Training financial reasoning into frontier AI models with expert-driven data

The Challenge

A top AI lab needed to strengthen their model’s financial reasoning—specifically its ability to handle multi-step analyses and complex, hypothetical finance scenarios. The key challenge was sourcing qualified finance professionals who could generate and evaluate detailed domain-specific datasets under tight deadlines.

The Approach

Databrewery activated its Brewforce network to quickly onboard a team of financial experts with CFA, MBA, Master’s, and PhD-level qualifications. Using Databrewery’s platform, the project was set up with precise instructions, real-time quality checks, and custom workflows for evaluating nuanced financial logic.

The Outcome

The team delivered high-quality, differentiated data through structured evaluation and ranking. With consistent access to vetted finance experts, the AI lab now has the foundation to improve its model’s performance on specialized financial tasks and scenarios.

Frontier Model

Training AI to reason like a financial analyst using expert-reviewed data

A leading AI lab building advanced LLMs set out to improve its model’s performance on complex finance-related questions aiming for more accurate, insightful responses tied to real-world financial data like ticker symbols and company reports. They also wanted the model to handle the kind of questions a financial analyst would ask.

But the task demanded deep domain expertise and fast execution. With limited internal bandwidth and a high bar for quality, the lab partnered with Databrewery to quickly source and manage a team of qualified financial professionals each with credentials like CFA, MBA, or advanced degrees—to evaluate and rank model responses.

Building a trusted team of financial experts to evaluate complex prompts

Databrewery quickly assembled a vetted team of finance professionals to take on the task sourcing experts with CFA certifications, MBAs, and PhDs through its Brewforce network. With a 24-hour calibration period and full project oversight, the lab relied on Databrewery to deliver accurate, high-quality data grounded in real financial logic.

This project also gave domain experts a rare chance to apply their industry skills to cutting-edge AI development.

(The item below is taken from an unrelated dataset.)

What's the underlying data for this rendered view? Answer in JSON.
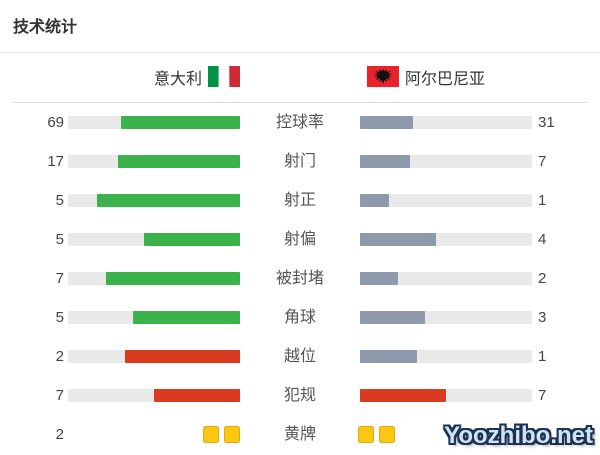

“Contributing to this initiative allowed me to bridge real-world finance with AI. It pushed me to think critically about how models interpret nuanced financial data and scenarios.” – Neeraj M., MBA, equity research specialist
High Quality Datasets

Delivering high-quality financial datasets with expert-led project workflows

The AI lab had a clear vision, they needed a detailed, domain-specific financial dataset built from complex documents and tightly defined instructions. Working closely with Databrewery, they mapped out the approach inside the Databrewery platform. A custom ontology was created using the text editor, complete with granular classifications, sub-classifications, and structured free-text inputs to guide the expert labelers.

Building the right team was critical. Databrewery reviewed over 50 financial professionals through its Brewforce network, handpicking those most qualified to handle the nuanced task. These experts were assigned to rank outputs from the model on a 1–5 scale, evaluating various components of hypothetical financial scenarios, probability, feasibility, argument strength, and causal reasoning.

With real-time visibility into performance metrics and feedback loops in place, the AI lab had full transparency throughout. Project workflows were refined as needed to ensure output met expectations.

By the end, the AI lab had what it needed: accurate, expert-verified datasets delivered on a tight deadline. The project significantly boosted the model’s reliability in financial reasoning and set a strong foundation for future work in the domain.